InfluxDB vs TimescaleDB

前端考虑

D3? AntV? Grafana

一些设计

  • 几种获得SSL certificate的方式:
    • curl -v google.com
    • openssl s_client -connect google.com:443
    • python内ssl.get_server_certificate查看
  • 检验证书过期
import ssl,OpenSSL
import datetime

domain = 'google.com'

# get SSL Cert info
cert = ssl.get_server_certificate((domain, 443))
x509 = OpenSSL.crypto.load_certificate(OpenSSL.crypto.FILETYPE_PEM, cert)
x509info = x509.get_notAfter().decode("utf-8")

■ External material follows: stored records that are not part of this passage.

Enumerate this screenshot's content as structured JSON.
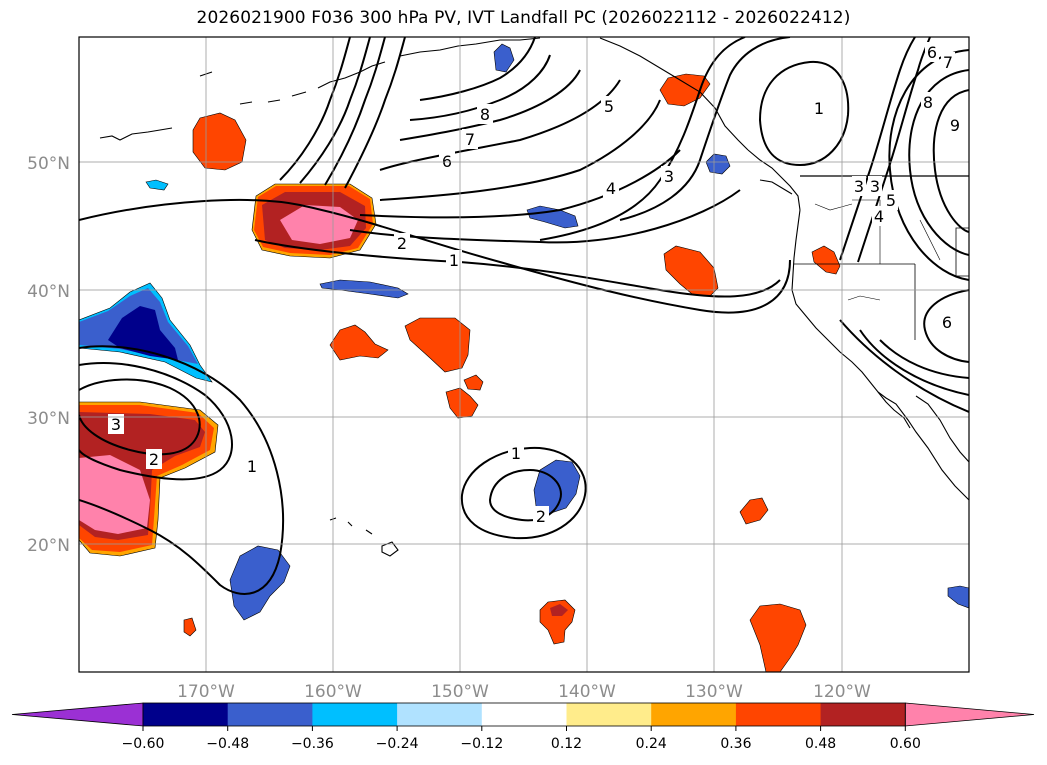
{
  "title": "2026021900 F036 300 hPa PV, IVT Landfall PC (2026022112 - 2026022412)",
  "lon_labels": [
    "170°W",
    "160°W",
    "150°W",
    "140°W",
    "130°W",
    "120°W"
  ],
  "lat_labels": [
    "50°N",
    "40°N",
    "30°N",
    "20°N"
  ],
  "colorbar": {
    "colors": [
      "#9b30d4",
      "#00008b",
      "#3a5fcd",
      "#00bfff",
      "#b0e2ff",
      "#ffffff",
      "#ffec8b",
      "#ffa500",
      "#ff4500",
      "#b22222",
      "#ff82ab"
    ],
    "tick_labels": [
      "−0.60",
      "−0.48",
      "−0.36",
      "−0.24",
      "−0.12",
      "0.12",
      "0.24",
      "0.36",
      "0.48",
      "0.60"
    ]
  },
  "contour_labels": {
    "c1_main": "1",
    "c2_main": "2",
    "c3_mid": "3",
    "c4_mid": "4",
    "c5_mid": "5",
    "c6_mid": "6",
    "c7_mid": "7",
    "c8_top": "8",
    "c1_gulf": "1",
    "c3_coast": "3",
    "c3b_coast": "3",
    "c4_coast": "4",
    "c5_coast": "5",
    "c6_ne": "6",
    "c7_ne": "7",
    "c8_ne": "8",
    "c9_ne": "9",
    "c6_se": "6",
    "c3_west": "3",
    "c2_west": "2",
    "c1_west": "1",
    "c1_sub": "1",
    "c2_sub": "2"
  }
}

expiry_date = datetime.datetime.strptime(x509info[0:8], '%Y%m%d').date()
today_date = datetime.date.today()
expire_window = (expiry_date - today_date).days

print("SSL Certificate for domain", domain, "will be expired in", expire_window, "days, on", expiry_date)
  • 多线程ThreadPoolExecutor,同时把future里的报错提取出来
def job():
    # We can use a with statement to ensure threads are cleaned up promptly
    with concurrent.futures.ThreadPoolExecutor() as executor:
        #results = [executor.submit(syntheticscheck, URL) for URL in URL_LIST]
        # Start the syntheticscheck operations and mark each future with its URL
        future_to_url = {executor.submit(syntheticscheck, URL):URL for URL in URL_LIST}
        for future in concurrent.futures.as_completed(future_to_url):
            url = future_to_url[future]
            try:
                data = future.result()
            except Exception as exc:
                logger.error('%r generated an exception: %s' % (url, exc))
    memoryUse = ps.memory_info().rss
    print (pretty_memory_size(memoryUse))
  • schedule library解决定时查询的问题 (记得启动时schedule.clear())
  • tldextract library解决域名parsing问题
  • logging同时输出在console和日志文件
logger = logging.getLogger()
today_date = datetime.date.today()

#Format log
formatter = logging.Formatter('%(asctime)s - %(name)s - %(levelname)s - %(message)s')
#Create Console handler, add formatter and add to logger
ch = logging.StreamHandler()
ch.setFormatter(formatter)
logger.addHandler(ch)
#Create File handler, add formatter and add to logger
fh = logging.FileHandler(r'./log-%s.txt' %today_date)
fh.setFormatter(formatter)
logger.addHandler(fh)
  • 获取脚本的内存使用状况以及Human-readable
#内存获取
import os, psutil

pid = os.getpid()
ps = psutil.Process(pid)

memoryUse = ps.memory_info().rss
pretty_memory_size(memoryUse)

#阅读友善
def pretty_memory_size(nbytes):
  metric = ("B", "kB", "MB", "GB", "TB")
  if nbytes == 0:
    return "%s %s" % ("0", "B")
  nunit = int(math.floor(math.log(nbytes, 1024)))
  nsize = round(nbytes/(math.pow(1024, nunit)), 2)
  return '%s %s' % (format(nsize, ".2f"), metric[nunit])   
  • psycopg2读写数据库, 如果是写,记得commit()(select命令不需要),同时sanitize input防止SQL注入
#读
import psycopg2

with psycopg2.connect(
    host = "localhost",
    database = "nyc_data", 
    user = "postgres", 
    password = "password"
) as conn:
    with conn.cursor() as cur:
        cur.execute("select * from rides LIMIT 10")
        rows = cur.fetchall()        
        for r in rows:
            print (r)

连接数据库时,也可以用过connection string来连接:

connection_string = "host=localhost user=postgres password=password dbname=nyc_data"
with psycopg2.connect(connection_string) as conn:

写数据库时,可以使用execute_values

import psycopg2
import datetime
from psycopg2.extras import execute_values

connection_string = "host=localhost user=agent password=agentPassword dbname=synchecks"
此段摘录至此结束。